Template Generation¶
When modelSources is specified:
- Without custom.templates: A single template is auto-generated using
custom.hardware - With custom.templates: Templates are created per entry, each inheriting from
custom.hardwareunless overridden
Templates also inherit the type field from spec.custom.type, which defaults to unoptimized. This can be overridden per-template via customTemplates[].type.
spec:
modelSources:
- modelId: Qwen/Qwen3-32B
sourceUri: s3://bucket/model
custom:
type: unoptimized # Default - can be omitted
hardware:
gpu:
requests: 1
templates:
- name: high-memory # Generated as {modelName}-custom-[{name}][-{precision}][-{gpu}]-{hash}
hardware:
gpu:
requests: 2 # Override
env:
- name: VLLM_GPU_MEMORY_UTILIZATION
value: "0.95"
- name: standard
# Inherits hardware and type from custom.*
Unoptimized Templates and allowUnoptimized¶
Custom models generate templates with type: unoptimized by default because no discovery job runs to validate performance characteristics. This has an important implication:
Services will not auto-select unoptimized templates unless explicitly allowed.

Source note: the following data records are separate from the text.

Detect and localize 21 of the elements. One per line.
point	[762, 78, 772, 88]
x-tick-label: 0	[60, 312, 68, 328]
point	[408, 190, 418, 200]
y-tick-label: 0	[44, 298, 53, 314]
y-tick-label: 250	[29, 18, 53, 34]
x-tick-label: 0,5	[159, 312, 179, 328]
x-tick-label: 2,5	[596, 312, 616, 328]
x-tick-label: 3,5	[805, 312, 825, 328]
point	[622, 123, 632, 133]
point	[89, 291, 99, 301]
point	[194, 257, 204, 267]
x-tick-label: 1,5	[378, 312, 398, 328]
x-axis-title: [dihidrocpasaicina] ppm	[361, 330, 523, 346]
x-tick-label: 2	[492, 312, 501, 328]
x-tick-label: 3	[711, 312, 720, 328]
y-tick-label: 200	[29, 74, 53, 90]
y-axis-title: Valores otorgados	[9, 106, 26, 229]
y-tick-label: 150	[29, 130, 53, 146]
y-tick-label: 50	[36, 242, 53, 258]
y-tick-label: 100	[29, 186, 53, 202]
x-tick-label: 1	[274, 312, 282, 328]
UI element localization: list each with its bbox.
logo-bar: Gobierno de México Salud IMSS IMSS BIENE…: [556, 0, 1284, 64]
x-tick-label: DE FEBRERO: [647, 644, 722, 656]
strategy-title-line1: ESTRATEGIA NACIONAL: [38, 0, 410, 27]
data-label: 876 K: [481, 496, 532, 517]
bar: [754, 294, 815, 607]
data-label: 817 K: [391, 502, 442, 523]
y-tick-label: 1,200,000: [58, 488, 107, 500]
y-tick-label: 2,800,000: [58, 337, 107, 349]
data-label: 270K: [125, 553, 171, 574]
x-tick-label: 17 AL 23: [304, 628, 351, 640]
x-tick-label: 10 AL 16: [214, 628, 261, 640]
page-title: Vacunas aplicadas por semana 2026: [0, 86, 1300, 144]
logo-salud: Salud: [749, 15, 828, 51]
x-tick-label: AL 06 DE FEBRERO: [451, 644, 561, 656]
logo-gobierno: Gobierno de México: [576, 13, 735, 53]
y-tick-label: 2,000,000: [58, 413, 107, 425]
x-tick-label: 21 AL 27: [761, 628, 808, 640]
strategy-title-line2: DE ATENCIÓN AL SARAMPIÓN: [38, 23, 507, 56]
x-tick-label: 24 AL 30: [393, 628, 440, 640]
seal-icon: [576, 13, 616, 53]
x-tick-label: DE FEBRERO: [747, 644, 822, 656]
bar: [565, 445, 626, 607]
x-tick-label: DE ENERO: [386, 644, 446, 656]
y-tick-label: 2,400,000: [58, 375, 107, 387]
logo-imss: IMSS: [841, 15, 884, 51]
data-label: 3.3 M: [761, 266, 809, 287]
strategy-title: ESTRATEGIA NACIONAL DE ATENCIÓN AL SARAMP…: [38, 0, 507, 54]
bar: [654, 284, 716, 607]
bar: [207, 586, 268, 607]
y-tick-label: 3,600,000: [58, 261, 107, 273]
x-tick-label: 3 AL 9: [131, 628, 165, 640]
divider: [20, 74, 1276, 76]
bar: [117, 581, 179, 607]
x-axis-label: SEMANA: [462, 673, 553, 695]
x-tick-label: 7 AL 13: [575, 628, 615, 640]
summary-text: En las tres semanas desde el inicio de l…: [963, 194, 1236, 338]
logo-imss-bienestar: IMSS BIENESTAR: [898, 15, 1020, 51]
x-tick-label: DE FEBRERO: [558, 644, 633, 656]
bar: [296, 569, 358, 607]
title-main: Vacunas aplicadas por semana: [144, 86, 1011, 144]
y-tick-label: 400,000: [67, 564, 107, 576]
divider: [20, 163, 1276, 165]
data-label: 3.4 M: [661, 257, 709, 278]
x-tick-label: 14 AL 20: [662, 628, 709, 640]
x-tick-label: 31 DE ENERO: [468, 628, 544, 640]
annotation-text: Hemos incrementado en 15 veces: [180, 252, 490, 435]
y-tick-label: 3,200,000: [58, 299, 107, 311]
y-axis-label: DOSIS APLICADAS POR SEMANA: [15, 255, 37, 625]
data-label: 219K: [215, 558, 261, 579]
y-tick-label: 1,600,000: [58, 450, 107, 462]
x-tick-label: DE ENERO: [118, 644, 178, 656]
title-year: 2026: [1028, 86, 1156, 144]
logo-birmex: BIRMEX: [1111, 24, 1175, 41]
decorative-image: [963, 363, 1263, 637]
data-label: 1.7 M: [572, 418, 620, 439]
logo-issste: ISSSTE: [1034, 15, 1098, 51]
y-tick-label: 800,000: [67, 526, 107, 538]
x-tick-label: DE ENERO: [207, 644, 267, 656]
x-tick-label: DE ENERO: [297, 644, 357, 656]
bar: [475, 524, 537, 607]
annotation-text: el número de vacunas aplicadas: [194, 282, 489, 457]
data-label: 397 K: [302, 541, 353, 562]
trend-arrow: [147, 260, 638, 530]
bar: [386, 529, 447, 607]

When creating an AIMService that uses a custom model, you must either:
- Set
allowUnoptimized: trueon the service's template selector:
apiVersion: aim.eai.amd.com/v1alpha1
kind: AIMService
metadata:
name: my-service
spec:
model:
name: my-custom-model
template:
allowUnoptimized: true # Required for custom model templates
- Explicitly specify the template name to bypass auto-selection:
This safety mechanism prevents accidentally deploying unoptimized configurations in production. See Template Resolution for more details on how templates are selected and the role of optimization levels.
Authentication¶
Configure credentials for private sources:
HuggingFace¶
spec:
modelSources:
- modelId: Qwen/Qwen3-32B
sourceUri: hf://Qwen/Qwen3-32B
size: 16Gi
env:
- name: HF_TOKEN
valueFrom:
secretKeyRef:
name: hf-credentials
key: token
S3-Compatible Storage¶
spec:
modelSources:
- modelId: my-org/custom-model
sourceUri: s3://my-bucket/models/custom
size: 32Gi
env:
- name: AWS_ACCESS_KEY_ID
valueFrom:
secretKeyRef:
name: s3-credentials
key: access-key
- name: AWS_SECRET_ACCESS_KEY
valueFrom:
secretKeyRef:
name: s3-credentials
key: secret-key
- name: AWS_ENDPOINT_URL
value: "https://s3.my-provider.com"
Lifecycle Differences¶
| Aspect | Image-Based Models | Custom Models |
|---|---|---|
| Model weights | source URI embedded in image | source URI in spec |
| Discovery | Runs to extract metadata | Skipped |
| Hardware | Optional (from discovery) | Required |
| Templates | Auto-generated from image labels | Auto-generated from spec |
| Caching | Uses shared template cache | Uses dedicated template cache |
Status¶
Custom models report sourceType: Custom in their status:
Example: Full Custom Model Deployment¶
# Secret for HuggingFace access
apiVersion: v1
kind: Secret
metadata:
name: hf-token
namespace: ml-team
type: Opaque
stringData:
token: hf_xxxxxxxxxxxxx
---
# Custom model service
apiVersion: aim.eai.amd.com/v1alpha1
kind: AIMService
metadata:
name: qwen-custom
namespace: ml-team
spec:
model:
custom:
modelSources:
- modelId: Qwen/Qwen3-32B
sourceUri: hf://Qwen/Qwen3-32B
# size is optional - auto-discovered by download job
env:
- name: HF_TOKEN
valueFrom:
secretKeyRef:
name: hf-token
key: token
hardware:
gpu:
requests: 1
models:
- MI300X
template:
allowUnoptimized: true # Required - custom models default to unoptimized
replicas: 1
Related Documentation¶
- Templates - Understanding ServiceTemplates and discovery
- Runtime Config Concepts - Resolution details including model creation
- Services Usage - Deploying services
- Caching - Model caching and download architecture
Note on Terminology¶
AIM Model resources (AIMModel and AIMClusterModel) define the mapping between model identifiers and container images. While we sometimes refer to the "model catalog" conceptually, the Kubernetes resources are always AIMModel and AIMClusterModel.